Buildings / Negative Sound






Le noise-rock c’est la vie. C’est ce que je me tue (sic) à répéter à longueur de chroniques de disque dès que j’aborde le sujet d’un groupe qui en 2019 prétend relever les compteurs et mettre les pendules à l’heure au sujet d’un genre musical qui a servi de bande son à mes toutes jeunes années – j’espère que tu as remarqué qu’en une seule phrase j’ai au moins utilisé deux expressions passe-partout et un très gros poncif existentiel que même un lecteur de Batteur Magazine désapprouverait, la classe non ? Et oui mon nombrilisme forcené me pousse à penser que tout ce qui ne tourne pas autour de moi n’a strictement aucune valeur. Bref, j’écoutais déjà ce genre de musique alors que j’avais largement moins de la moitié de l’âge que j’ai désormais donc je n’ai aucunement l’intention de tempérer mon propos et je vais plutôt continuer d’affirmer que le noise-rock c’est toute mon existence ou tout du moins une grande partie de celle-ci.
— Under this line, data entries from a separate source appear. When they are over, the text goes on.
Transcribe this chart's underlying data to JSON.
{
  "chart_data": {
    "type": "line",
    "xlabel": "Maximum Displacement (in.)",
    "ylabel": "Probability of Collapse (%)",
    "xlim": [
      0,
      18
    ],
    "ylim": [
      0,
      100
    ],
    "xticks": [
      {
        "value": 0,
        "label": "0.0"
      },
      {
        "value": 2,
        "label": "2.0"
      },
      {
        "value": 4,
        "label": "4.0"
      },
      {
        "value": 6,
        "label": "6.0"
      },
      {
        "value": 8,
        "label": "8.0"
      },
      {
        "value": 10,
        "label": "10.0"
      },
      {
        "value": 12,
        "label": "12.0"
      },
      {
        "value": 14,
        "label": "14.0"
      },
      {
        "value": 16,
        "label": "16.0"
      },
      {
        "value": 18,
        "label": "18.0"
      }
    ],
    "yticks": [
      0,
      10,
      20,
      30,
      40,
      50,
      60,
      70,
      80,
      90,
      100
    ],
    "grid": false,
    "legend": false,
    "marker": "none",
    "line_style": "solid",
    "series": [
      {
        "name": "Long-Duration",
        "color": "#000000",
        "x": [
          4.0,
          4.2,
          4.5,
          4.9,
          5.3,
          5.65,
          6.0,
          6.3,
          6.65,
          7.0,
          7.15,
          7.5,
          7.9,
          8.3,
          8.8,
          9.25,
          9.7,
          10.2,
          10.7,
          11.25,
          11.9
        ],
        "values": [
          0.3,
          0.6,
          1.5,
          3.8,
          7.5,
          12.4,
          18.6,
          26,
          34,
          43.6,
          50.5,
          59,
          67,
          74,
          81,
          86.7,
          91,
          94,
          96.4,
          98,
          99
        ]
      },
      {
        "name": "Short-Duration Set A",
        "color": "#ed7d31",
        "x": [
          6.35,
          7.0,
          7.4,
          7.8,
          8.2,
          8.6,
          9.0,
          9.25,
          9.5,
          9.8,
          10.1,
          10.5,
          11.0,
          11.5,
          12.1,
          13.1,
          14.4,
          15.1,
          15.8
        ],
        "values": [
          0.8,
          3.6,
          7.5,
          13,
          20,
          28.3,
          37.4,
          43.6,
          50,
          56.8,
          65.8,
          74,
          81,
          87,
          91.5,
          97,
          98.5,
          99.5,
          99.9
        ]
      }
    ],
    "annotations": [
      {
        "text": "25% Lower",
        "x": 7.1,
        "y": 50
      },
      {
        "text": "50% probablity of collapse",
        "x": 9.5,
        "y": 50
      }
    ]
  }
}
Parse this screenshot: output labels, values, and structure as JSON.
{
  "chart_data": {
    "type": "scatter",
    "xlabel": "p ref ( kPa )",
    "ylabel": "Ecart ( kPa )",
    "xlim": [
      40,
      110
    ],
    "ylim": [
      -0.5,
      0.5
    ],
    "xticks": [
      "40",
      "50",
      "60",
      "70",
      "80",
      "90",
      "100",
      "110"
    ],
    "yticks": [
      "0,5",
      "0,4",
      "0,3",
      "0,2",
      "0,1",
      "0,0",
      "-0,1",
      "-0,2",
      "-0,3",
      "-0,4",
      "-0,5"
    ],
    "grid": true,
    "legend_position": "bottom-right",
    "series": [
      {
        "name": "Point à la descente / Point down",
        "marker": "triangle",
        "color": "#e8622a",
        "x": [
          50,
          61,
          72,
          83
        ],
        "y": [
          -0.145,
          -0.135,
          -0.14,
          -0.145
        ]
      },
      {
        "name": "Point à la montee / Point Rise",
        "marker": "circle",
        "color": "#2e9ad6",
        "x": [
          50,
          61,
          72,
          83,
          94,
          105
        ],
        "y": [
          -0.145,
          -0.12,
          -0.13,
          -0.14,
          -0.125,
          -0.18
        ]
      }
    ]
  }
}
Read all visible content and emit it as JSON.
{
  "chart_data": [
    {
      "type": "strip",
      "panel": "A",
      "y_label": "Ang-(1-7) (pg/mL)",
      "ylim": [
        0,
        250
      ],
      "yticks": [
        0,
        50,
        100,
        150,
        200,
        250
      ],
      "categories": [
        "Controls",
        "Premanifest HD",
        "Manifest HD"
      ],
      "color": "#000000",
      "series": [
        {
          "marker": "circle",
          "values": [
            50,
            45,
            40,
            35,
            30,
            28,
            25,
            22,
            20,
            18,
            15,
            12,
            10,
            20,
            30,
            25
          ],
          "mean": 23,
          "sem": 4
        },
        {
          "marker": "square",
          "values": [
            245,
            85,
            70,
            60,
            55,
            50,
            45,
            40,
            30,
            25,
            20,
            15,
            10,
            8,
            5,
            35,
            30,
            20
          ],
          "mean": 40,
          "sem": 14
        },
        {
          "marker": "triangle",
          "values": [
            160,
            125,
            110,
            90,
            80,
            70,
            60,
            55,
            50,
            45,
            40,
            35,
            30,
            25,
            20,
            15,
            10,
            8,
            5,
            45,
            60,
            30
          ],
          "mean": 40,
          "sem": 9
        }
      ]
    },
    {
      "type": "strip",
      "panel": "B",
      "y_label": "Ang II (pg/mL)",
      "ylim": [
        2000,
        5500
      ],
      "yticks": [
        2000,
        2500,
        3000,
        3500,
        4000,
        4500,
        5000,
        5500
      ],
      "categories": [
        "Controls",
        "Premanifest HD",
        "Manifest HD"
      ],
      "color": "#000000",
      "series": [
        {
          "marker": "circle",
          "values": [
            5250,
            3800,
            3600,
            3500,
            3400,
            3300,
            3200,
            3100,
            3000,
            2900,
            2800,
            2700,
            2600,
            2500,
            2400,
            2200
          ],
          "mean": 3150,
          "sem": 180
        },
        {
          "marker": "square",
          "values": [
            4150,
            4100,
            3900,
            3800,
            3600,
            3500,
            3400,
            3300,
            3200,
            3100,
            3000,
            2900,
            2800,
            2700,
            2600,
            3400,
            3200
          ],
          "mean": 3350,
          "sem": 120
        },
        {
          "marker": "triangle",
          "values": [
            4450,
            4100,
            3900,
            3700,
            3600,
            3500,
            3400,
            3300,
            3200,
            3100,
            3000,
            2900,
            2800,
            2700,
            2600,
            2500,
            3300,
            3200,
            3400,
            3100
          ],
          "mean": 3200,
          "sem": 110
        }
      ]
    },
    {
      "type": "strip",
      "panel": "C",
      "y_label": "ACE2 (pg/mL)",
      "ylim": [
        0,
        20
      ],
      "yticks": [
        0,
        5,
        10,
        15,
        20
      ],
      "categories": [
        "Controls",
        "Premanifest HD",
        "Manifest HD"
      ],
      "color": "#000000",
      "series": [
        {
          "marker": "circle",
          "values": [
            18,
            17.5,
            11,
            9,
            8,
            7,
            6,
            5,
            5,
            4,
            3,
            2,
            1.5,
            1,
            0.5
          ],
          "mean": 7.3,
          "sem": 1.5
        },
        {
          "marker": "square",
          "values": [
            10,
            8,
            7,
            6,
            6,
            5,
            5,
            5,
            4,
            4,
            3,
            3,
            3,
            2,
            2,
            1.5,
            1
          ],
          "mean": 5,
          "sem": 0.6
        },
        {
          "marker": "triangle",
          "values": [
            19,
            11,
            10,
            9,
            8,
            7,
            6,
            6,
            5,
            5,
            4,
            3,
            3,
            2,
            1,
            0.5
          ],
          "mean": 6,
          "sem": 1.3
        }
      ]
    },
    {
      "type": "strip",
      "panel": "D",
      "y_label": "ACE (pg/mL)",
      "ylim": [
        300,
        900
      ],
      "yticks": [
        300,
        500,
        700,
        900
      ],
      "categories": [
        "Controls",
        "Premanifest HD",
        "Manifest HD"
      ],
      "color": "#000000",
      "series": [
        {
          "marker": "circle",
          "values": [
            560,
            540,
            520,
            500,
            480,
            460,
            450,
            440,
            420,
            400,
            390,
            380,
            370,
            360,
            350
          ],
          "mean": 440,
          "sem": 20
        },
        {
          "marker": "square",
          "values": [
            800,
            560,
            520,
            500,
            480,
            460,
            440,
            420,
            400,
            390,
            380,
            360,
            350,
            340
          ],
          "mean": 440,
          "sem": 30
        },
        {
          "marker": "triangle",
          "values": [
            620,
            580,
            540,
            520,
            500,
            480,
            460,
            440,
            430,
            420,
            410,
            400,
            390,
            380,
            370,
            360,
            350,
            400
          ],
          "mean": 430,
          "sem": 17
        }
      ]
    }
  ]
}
Même si c’est faux. D’abord il n’y a pas que la musique dans la vie. Ensuite il y a plein de musiques, aussi différentes et variées soient-elles, qui éclairent celle-ci – et encore un poncif existentiel, des fois je m’épate complètement. Cependant (et ce en dehors de toute nostalgie régressive, du moins je l’espère) à chaque fois ou presque que je découvre un groupe de noise ou que j’écoute un disque que je ne connaissais pas jusqu’ici je ne peux pas m’empêcher de penser ressentir que c’est cette musique là qui me parle le plus. Une musique qui arrive encore à me surprendre malgré un langage souvent très codé, malgré des riffs et des sons déjà employés auparavant. Pourtant je vois, j’entends, je découvre toujours quelque chose si ce n’est de nouveau du moins de différent. Essaie un peu de parler à un fanatique de hardcore old school, de crust, de d-beat ou même parfois de thrash primitif, il t’expliquera exactement la même chose et t’affirmera qu’entre tel ou tel groupe ou entre deux disques il existe des nuances importantes qui échappent complètement à ta sagacité (parce que c’est vrai que toi tu n’y connais strictement rien alors que lui oui, évidemment).
Toutes ces musiques électriques – la liste ci-dessus n’est pas forcément exhaustive – n’ont vraiment rien à voir entre elles mais possèdent un point commun important** : ce sont des musiques viscérales. C’est-à-dire des musiques instinctives, épidermiques, organiques, des musiques à effet immédiat qui te plaquent directement contre les murs, te décollent le cervelet de la moelle épinière, te tiennent et ne te lâchent pas. Elles ont su garder une partie de l’essence, de la sauvagerie mais aussi de l’approximation brutale de ce bon vieux rock’n’roll à papa tout en explorant des horizons parfois très lointains (parce qu’on n’est plus en 1954). Tu me diras que tout ceci est connu et rabâché depuis au moins le milieu des années 70 et le punk. Je ne saurais dire le contraire. Alors sûrement que chacun possède sa vérité, selon son âge, son parcours musical et sa propre sensibilité. La mienne de vérité, même si elle vient d’être très maladroitement exprimée, est quelque part au milieu de tous ces groupes que j’apprécie tant actuellement : Poutre, Dead Arms, Multicult, Microwaves, Bruxa Maria, Death Pedals, Tile, Faking, Dewaere, The Feral Young, USA Nails, Sofy Major, The Great Sabatini, Rainbow Grave, USA / Mexico, Uzeda, Couch Slut, YC-CY*… ou BUILDINGS.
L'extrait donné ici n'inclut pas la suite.